Oh, admittedly, the MHz advantage went away as Intel/AMD extended their pipelines for that explicit purpose earning theirselves increased performance penalties for mispredicted branches and requiring increased CPI for many instructions, but I still miss the days when PPCs were faster per clock AND had higher clock rates. Now the clock rate advantage is so extreme that the PowerPCs' better performance per cycle doesn't catch up for the most commonly executed code. Once again, though, I digress. -
Re:The size of...The answer to your "what is the fastest single CPU out there" can probably be found at the Hot Chips web site.

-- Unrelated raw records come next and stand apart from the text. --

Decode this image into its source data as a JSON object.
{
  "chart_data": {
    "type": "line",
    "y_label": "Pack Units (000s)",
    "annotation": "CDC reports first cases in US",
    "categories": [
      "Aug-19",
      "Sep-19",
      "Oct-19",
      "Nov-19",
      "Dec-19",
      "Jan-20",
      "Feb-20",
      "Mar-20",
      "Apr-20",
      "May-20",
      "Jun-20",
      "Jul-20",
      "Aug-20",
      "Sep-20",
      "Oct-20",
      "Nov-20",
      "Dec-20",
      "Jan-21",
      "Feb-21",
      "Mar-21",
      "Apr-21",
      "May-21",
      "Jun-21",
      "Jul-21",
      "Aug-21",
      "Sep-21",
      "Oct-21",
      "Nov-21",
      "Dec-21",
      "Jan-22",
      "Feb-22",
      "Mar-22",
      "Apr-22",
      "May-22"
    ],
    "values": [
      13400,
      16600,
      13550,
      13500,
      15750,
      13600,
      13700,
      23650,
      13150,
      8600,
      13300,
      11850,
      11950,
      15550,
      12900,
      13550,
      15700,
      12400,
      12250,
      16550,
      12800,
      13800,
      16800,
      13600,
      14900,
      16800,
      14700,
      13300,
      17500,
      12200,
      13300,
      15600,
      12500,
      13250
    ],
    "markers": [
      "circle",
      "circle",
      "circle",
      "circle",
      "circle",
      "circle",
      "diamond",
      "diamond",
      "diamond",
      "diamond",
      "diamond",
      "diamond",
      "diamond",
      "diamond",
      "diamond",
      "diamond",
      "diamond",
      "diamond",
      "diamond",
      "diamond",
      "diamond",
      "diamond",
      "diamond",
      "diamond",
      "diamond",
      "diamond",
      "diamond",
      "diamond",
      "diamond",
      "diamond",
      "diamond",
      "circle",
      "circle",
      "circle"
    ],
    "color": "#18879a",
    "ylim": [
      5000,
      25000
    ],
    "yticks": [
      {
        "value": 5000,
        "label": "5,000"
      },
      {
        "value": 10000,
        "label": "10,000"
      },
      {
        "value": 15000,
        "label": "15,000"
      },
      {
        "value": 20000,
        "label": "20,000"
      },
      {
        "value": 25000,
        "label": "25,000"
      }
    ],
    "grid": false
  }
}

My guess is that the Japanese (NEC or Fujitsu) are the current leaders, as they have continued to build highly vectorized processors - along the lines of what Cray used to do in the past.
Another thing to keep in mind is that these machines are very rarely run in a mode where a single application is using all of the machine. I work on these machines (currently ASCI blue), and the real payoff is that a dozen or so people can be running moderately parallel jobs all at the same time.